14. If there's a cameraman following you, but you know you're not a news reporter, figure out what you're doing and whether you ought to be doing it. If the cameraman is wearing a T-shirt that says, "Bridezilla," hang your head in shame and leave. If the cameraman is wearing a T-shirt that says, "Jersey Shore," hang you head in shame and leave. If the cameraman is wearing a T-shirt that says, "Jerry Springer," hang your head in shame and leave. Come to think of it, unless the cameraman is wearing a shirt that says, "National Geographic," hang your head in shame and leave.

15. Ask yourself a few simple questions like, "Am I a good person?" and "Am I living within my means?" and "Am I an insatiably greedy egomaniac who doesn't care about anyone but myself and will destroy everything in my path to get what I want?"

16. Remember not to destroy anyone else's happiness, property, dreams, or life.

17. Be sure to knit. If you don't knit, I don't sell yarn. If I don't sell yarn, I'll have to go back to my previous career in corporate America and that would be a very, very bad thing -- for me and whichever corporation is dumb enough to hire me.

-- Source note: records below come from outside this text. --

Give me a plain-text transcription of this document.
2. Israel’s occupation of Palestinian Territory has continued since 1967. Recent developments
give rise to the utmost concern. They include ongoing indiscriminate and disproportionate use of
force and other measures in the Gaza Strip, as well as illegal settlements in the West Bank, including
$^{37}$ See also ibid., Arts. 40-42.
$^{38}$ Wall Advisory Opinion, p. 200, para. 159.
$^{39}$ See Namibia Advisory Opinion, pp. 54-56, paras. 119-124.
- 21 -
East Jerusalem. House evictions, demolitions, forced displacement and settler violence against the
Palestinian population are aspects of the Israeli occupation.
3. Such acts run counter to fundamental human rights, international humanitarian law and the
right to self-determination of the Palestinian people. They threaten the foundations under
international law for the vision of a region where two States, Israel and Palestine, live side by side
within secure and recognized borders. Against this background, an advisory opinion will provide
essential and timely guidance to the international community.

* I'm not sure what a "crad" is but it's a term my brother always used. It was never uttered without the word "old" in front of it.

4 comments:

Susan said...

That's so funny! I enjoyed reading your diatribe and agree with everything :) Especially the part where people should be sure to knit.... I make my living selling yarn too :)

Kayte said...

"Or it could be that SUPPLY SIDE economics are theoretically viable but practically unsound and we need to completely overhaul the global economic system." There, fixed it. Because, you see, we haven't yet implemented any Keynesian-type programs. The 2009 stimulus, which did help a bit, was mostly tax cuts and aid to state and local governments. Supply side policy helped put us into this whole mess and more of it won't get us out.

Deborah Knight said...

Hey, Kayte, you may well be right. Wish I knew the answer! But if I did, I'd probably be running the IMF instead of selling yarn. Sure, I was willing to give it a try when the opportunity arose, but nobody approached me with a job offer.

ritainalaska said...

deborah, you're absolutely right on every count! america is being shoved into a nanny state. unfortunately, many people are wearing blinders, unable to think on their own, unwilling to see what is going on in the world and here at home and cannont accept that it is being taught in our educational systems from preschools to our colleges.